Australia’s updated CFTC net positions in AUD NC are $-81.3K, down from $-74.9K.

    by VT Markets
    /
    Jul 26, 2025
    Australia’s CFTC AUD net positions have changed to $-81.3k, up from $-74.9k. This information is provided for your awareness, and we encourage you to do your own research before making decisions.

    Euro and USD Strength

    The EUR/USD is slightly under pressure, trading just above 1.1700. Meanwhile, the USD is strong due to optimism about US-China relations, even with ongoing tensions between Trump and Powell. The GBP/USD is weakening and nearing the 1.3400 support level. This decline is caused by a stronger USD and disappointing UK retail sales for June. Gold has fallen for three days straight, testing the $3,330 per troy ounce mark. The drop is a result of a stronger USD, mixed US yields, and progress in trade talks. In the cryptocurrency market, Bitcoin’s price dropped to $114,723 during a bearish trend. However, there are early signs of recovery, with Ethereum and XRP holding important support levels. The Federal Reserve is facing scrutiny for delaying rate cuts amidst ongoing tariff uncertainty and a strong economy. Concerns arise that the Fed may have acted too late due to emerging issues in the labor market.

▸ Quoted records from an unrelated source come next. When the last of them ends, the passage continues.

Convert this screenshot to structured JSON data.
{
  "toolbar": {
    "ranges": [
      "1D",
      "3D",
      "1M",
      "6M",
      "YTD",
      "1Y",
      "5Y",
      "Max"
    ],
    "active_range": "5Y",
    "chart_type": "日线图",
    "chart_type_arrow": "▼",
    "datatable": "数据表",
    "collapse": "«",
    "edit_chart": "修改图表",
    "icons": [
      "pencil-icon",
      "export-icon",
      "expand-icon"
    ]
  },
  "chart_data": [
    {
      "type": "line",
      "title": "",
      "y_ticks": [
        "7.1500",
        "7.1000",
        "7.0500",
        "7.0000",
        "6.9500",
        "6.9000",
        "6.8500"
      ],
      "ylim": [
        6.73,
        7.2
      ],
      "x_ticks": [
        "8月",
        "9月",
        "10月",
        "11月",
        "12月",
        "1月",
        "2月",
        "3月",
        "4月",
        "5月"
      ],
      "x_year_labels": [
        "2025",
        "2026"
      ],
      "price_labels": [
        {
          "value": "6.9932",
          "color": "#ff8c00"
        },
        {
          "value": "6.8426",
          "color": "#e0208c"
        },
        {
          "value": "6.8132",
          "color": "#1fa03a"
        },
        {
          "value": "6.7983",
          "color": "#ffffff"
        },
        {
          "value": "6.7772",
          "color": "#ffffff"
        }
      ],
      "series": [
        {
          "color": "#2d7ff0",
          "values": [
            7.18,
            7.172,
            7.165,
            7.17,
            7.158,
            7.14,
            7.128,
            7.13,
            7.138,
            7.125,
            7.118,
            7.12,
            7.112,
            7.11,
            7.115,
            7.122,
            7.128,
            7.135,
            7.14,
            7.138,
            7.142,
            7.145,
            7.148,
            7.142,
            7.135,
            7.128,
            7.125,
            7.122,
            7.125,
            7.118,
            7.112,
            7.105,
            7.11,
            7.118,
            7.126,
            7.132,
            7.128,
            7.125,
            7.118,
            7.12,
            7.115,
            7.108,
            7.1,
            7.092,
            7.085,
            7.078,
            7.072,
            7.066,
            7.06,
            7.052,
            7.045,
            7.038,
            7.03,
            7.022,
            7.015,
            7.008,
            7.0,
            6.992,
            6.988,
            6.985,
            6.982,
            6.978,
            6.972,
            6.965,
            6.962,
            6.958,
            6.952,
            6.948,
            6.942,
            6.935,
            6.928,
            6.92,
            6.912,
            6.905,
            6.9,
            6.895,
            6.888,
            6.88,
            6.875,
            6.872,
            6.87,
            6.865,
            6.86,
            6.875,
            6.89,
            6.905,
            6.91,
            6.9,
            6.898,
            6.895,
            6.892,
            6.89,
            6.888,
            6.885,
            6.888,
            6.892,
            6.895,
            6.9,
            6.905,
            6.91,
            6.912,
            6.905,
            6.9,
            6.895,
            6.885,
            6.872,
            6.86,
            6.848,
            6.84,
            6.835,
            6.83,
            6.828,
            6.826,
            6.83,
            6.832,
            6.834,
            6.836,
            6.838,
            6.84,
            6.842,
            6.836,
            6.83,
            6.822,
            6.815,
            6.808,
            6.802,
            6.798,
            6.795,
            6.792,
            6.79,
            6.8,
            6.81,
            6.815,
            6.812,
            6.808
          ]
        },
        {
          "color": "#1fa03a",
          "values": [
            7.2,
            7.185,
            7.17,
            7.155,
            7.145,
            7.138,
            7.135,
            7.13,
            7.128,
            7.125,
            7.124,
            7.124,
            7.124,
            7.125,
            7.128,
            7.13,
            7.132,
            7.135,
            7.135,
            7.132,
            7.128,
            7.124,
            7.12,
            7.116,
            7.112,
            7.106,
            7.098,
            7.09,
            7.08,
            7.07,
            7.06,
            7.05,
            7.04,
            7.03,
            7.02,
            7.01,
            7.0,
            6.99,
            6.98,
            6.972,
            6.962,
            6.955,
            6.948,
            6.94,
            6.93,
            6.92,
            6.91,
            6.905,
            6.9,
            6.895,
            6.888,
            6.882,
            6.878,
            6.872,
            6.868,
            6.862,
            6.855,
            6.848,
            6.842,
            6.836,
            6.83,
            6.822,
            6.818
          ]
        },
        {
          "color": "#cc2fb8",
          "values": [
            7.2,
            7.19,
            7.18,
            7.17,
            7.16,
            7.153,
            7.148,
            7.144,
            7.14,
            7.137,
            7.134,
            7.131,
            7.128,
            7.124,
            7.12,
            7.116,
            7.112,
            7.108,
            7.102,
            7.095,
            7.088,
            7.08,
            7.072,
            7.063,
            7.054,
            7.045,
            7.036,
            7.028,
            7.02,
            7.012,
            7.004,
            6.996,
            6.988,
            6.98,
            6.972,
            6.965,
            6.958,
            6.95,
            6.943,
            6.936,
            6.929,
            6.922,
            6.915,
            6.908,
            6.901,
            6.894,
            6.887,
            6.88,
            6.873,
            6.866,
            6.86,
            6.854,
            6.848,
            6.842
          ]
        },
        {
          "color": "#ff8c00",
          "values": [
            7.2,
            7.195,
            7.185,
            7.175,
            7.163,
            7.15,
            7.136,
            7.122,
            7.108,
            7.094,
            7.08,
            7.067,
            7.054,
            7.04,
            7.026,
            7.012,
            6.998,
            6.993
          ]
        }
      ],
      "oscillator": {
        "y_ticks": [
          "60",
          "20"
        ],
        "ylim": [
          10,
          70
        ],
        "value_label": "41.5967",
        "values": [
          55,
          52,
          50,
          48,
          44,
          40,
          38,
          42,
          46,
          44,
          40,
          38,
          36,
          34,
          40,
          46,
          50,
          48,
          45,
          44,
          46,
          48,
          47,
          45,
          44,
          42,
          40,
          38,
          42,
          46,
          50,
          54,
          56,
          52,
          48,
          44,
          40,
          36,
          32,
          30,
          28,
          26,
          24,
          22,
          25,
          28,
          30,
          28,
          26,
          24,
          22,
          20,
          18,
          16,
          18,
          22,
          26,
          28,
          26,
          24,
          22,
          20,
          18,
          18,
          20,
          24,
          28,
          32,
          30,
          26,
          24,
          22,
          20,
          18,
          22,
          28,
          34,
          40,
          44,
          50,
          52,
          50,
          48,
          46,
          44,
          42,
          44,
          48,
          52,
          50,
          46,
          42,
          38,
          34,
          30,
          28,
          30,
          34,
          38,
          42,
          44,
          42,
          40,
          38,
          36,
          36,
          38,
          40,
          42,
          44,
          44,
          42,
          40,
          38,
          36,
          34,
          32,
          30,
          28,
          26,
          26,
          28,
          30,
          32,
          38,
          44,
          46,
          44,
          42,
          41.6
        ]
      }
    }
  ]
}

    Market Reaction to Fed Policy

    The rise in net short positions against the Australian dollar suggests traders expect further weakness. This matches recent data showing Australia’s inflation unexpectedly rose to 4.0% in May, complicating the Reserve Bank of Australia’s decisions while the USD remains strong. We recommend considering AUD/USD puts to take advantage of this sentiment. With the Euro under pressure around 1.0700, the difference in central bank policies is a major factor. The European Central Bank cut rates in early June, a move not yet mirrored by the US, which favors the dollar. Selling out-of-the-money call options on the EUR/USD could be a smart way to benefit from a potential cap on its value. The British pound’s drop toward 1.2600 is due to a stronger USD and mixed domestic data. Although UK inflation reached its 2% target in May for the first time in nearly three years, high services inflation at 5.7% indicates the Bank of England may remain cautious. In this situation, using option collars can help protect current positions from unexpected volatility. Gold’s decline to $2,320 per ounce reflects current market trends, where a stronger dollar and US Treasury yields above 4.2% increase the opportunity cost of holding this non-yielding asset. We see value in selling call spreads on gold futures, which could profit if prices remain stable or decline. This aligns with the historical behavior of gold during tight monetary policy periods. In the cryptocurrency space, Bitcoin is struggling to maintain the $64,000 level amid significant outflows from spot ETFs, with more than $500 million recently exiting in just one week. This suggests institutional caution and lends credibility to the bearish trend. With high implied volatility, buying a strangle could enable traders to profit from a significant price shift in either direction, without needing to predict the exact outcome. Ultimately, we believe all market movements are influenced by the Federal Reserve’s perceived delay in rate cuts in the face of a surprisingly resilient economy. The CME FedWatch Tool now indicates about a 65% chance of a rate cut by September at the earliest, solidifying the market’s acceptance of a “higher for longer” scenario. Therefore, trading options on the dollar index offers the most direct exposure to this ongoing policy uncertainty. Create your live VT Markets account and start trading now.